The premise of this blog and generally of my writing is that the Net is a swamp filled with the gold which will cause global enlightenment as the 21st century rolls on. Both Gilder’s and Zimmer’s Microcosms describe the sort of swamp where tiny pieces interact to cause it all. In the golden swamp, gold too is micro. Take this sample (page 43) from Zimmer:

How does E. coli’s metabolism manage to stay so supple when it is made up of hundreds of chemical reactions? With thousands of possible pathways it could choose from, why does it choose among the best few? Why doesn’t the whole system simply crash? Part of the solution lies in the shape of the network itself, the very layout of the labyrinth.

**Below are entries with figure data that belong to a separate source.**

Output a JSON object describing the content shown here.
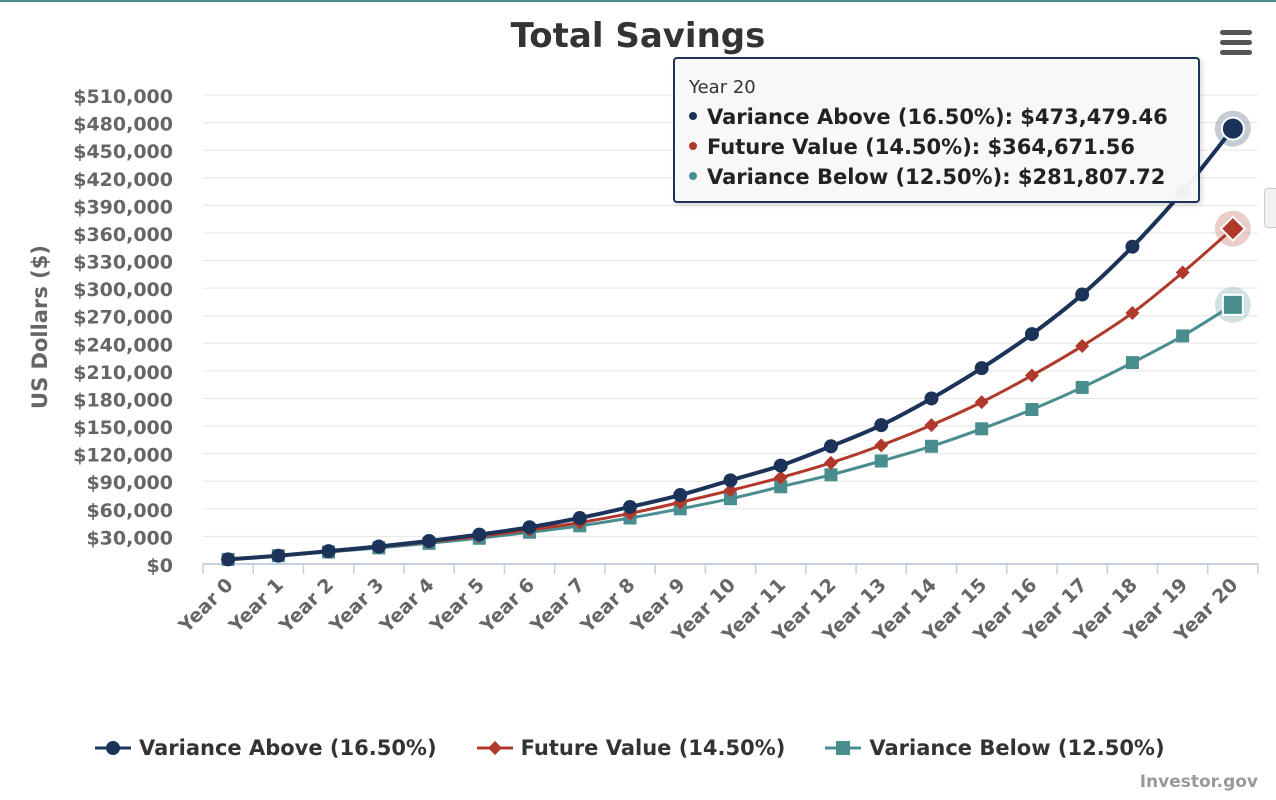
{
  "title": "Total Savings",
  "credit": "Investor.gov",
  "menu_icon": "hamburger-menu-icon",
  "chart_data": {
    "type": "line",
    "title": "Total Savings",
    "xlabel": "",
    "ylabel": "US Dollars ($)",
    "ylim": [
      0,
      510000
    ],
    "ytick_values": [
      0,
      30000,
      60000,
      90000,
      120000,
      150000,
      180000,
      210000,
      240000,
      270000,
      300000,
      330000,
      360000,
      390000,
      420000,
      450000,
      480000,
      510000
    ],
    "ytick_labels": [
      "$0",
      "$30,000",
      "$60,000",
      "$90,000",
      "$120,000",
      "$150,000",
      "$180,000",
      "$210,000",
      "$240,000",
      "$270,000",
      "$300,000",
      "$330,000",
      "$360,000",
      "$390,000",
      "$420,000",
      "$450,000",
      "$480,000",
      "$510,000"
    ],
    "categories": [
      "Year 0",
      "Year 1",
      "Year 2",
      "Year 3",
      "Year 4",
      "Year 5",
      "Year 6",
      "Year 7",
      "Year 8",
      "Year 9",
      "Year 10",
      "Year 11",
      "Year 12",
      "Year 13",
      "Year 14",
      "Year 15",
      "Year 16",
      "Year 17",
      "Year 18",
      "Year 19",
      "Year 20"
    ],
    "grid": true,
    "legend_position": "bottom",
    "series": [
      {
        "name": "Variance Above (16.50%)",
        "color": "#1b3358",
        "marker": "circle",
        "values": [
          5000,
          9000,
          14000,
          19000,
          25000,
          32000,
          40000,
          50000,
          62000,
          75000,
          91000,
          107000,
          128000,
          151000,
          180000,
          213000,
          250000,
          293000,
          345000,
          405000,
          473479.46
        ]
      },
      {
        "name": "Future Value (14.50%)",
        "color": "#b0392b",
        "marker": "diamond",
        "values": [
          5000,
          9000,
          13500,
          18500,
          24000,
          30000,
          37000,
          45000,
          55000,
          67000,
          80000,
          94000,
          110000,
          129000,
          151000,
          176000,
          205000,
          237000,
          273000,
          317000,
          364671.56
        ]
      },
      {
        "name": "Variance Below (12.50%)",
        "color": "#4a8d8f",
        "marker": "square",
        "values": [
          5000,
          9000,
          13000,
          17500,
          22500,
          28000,
          34500,
          41500,
          50000,
          60000,
          71000,
          84000,
          97000,
          112000,
          128000,
          147000,
          168000,
          192000,
          219000,
          248000,
          281807.72
        ]
      }
    ],
    "highlight_index": 20
  },
  "tooltip": {
    "header": "Year 20",
    "rows": [
      {
        "label": "Variance Above (16.50%)",
        "value": "$473,479.46",
        "color": "#1b3358"
      },
      {
        "label": "Future Value (14.50%)",
        "value": "$364,671.56",
        "color": "#b0392b"
      },
      {
        "label": "Variance Below (12.50%)",
        "value": "$281,807.72",
        "color": "#4a8d8f"
      }
    ]
  },
  "legend": {
    "items": [
      {
        "label": "Variance Above (16.50%)"
      },
      {
        "label": "Future Value (14.50%)"
      },
      {
        "label": "Variance Below (12.50%)"
      }
    ]
  }
}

How does the massive heap of information we call Wikipedia emit supple knowledge. With millions of of possible paths to webpages to choose among why does Google choose to place the best few at the top? Why does the chaos of content connections online make sense emerge instead of just crashing?

There are big answers for understanding the future of learning in two principles at work here.
First: Yes, the Net is a content microcosm — what happens emerges from of cosmos of tiny pieces.
Second: That cosmos is a network. Zimmer writes (page 42): “In neither case does robustness come from some all-knowing consciousness. It emerges from the network itself.”

As Gilder has done in the past, Zimmer exercises our thinking for getting our heads around online education. We need to know we fail when we impose some all-knowning education practice from the analog world. Letting E. coli show us the robustness, flexibility, and versatility of micro bits in the action of life suggests how we might entice knowledge to emerge from the content of the Net.